I'm not surprised that a for-profit company for wanting to avoid bad press by censoring stuff like that. There's no profit in sharing that info, and any media attention over it would be negative.

No one's going after hammer manufacturers because their hammers don't self-destruct if you try to use one to clobber someone over the head.

True, but people generally understand hammers. Llms? Not so much

No one's going after computer manufacturers or OS vendors because people use computers to commit cybercrime. I doubt most people could explain how an OS or motherboard works.

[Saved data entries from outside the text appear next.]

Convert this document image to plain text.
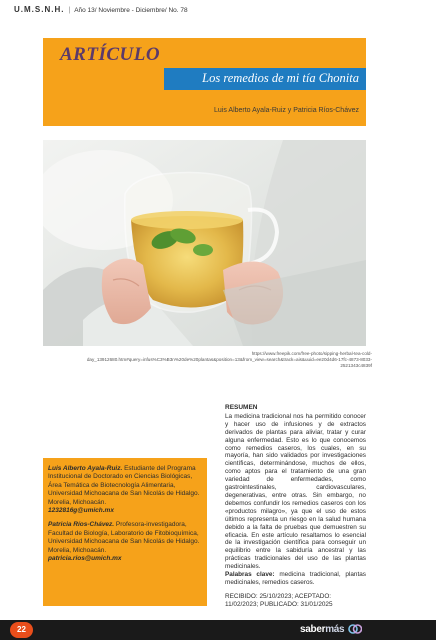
U.M.S.N.H. | Año 13/ Noviembre - Diciembre/ No. 78
ARTÍCULO
Los remedios de mi tía Chonita
Luis Alberto Ayala-Ruiz y Patricia Ríos-Chávez
https://www.freepik.com/free-photo/sipping-herbal-tea-cold-day_13912680.htm#query=infus%C3%B3n%20de%20plantas&position=13&from_view=search&track=ais&uuid=ee20d4d6-17fc-4873-8033-2521343c4839f

Luis Alberto Ayala-Ruiz. Estudiante del Programa Institucional de Doctorado en Ciencias Biológicas, Área Temática de Biotecnología Alimentaria, Universidad Michoacana de San Nicolás de Hidalgo. Morelia, Michoacán.
1232816g@umich.mx

Patricia Ríos-Chávez. Profesora-investigadora, Facultad de Biología, Laboratorio de Fitobioquímica, Universidad Michoacana de San Nicolás de Hidalgo. Morelia, Michoacán.
patricia.rios@umich.mx

RESUMEN
La medicina tradicional nos ha permitido conocer y hacer uso de infusiones y de extractos derivados de plantas para aliviar, tratar y curar alguna enfermedad. Esto es lo que conocemos como remedios caseros, los cuales, en su mayoría, han sido validados por investigaciones científicas, determinándose, muchos de ellos, como aptos para el tratamiento de una gran variedad de enfermedades, como gastrointestinales, cardiovasculares, degenerativas, entre otras. Sin embargo, no debemos confundir los remedios caseros con los «productos milagro», ya que el uso de estos últimos representa un riesgo en la salud humana debido a la falta de pruebas que demuestren su eficacia. En este artículo resaltamos lo esencial de la investigación científica para conseguir un equilibrio entre la sabiduría ancestral y las prácticas tradicionales del uso de las plantas medicinales.
Palabras clave: medicina tradicional, plantas medicinales, remedios caseros.
RECIBIDO: 25/10/2023; ACEPTADO: 11/02/2023; PUBLICADO: 31/01/2025
22	sabermás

A lot of poluticians want hardwarelevel backdoors. It's been declared unconstitutional quite some times in different countries but they are trying.

That would be soooo bad, almost as bad as making a law against encryption

I'm more surprised that a for-profit company is willing to use a technology that is able to randomly spew out unwanted content, incorrect information, or just straight gibberish, in any kind of public facing capacity.

Oh, it let them save money on support staff this quarter. And fixing it can be an actionable OKR for next quarter. Nevermind.

They use the bomb-making example but mostly "unsafe" or even "harmful" means erotica. It's really anything, anyone, anywhere would want to censor, ban, or remove from libraries. Sometimes I marvel that the freedom of the (printing) press ever became a thing. Better nip this in the butt, before anyone gets the idea that genAI might be a modern equivalent to the press.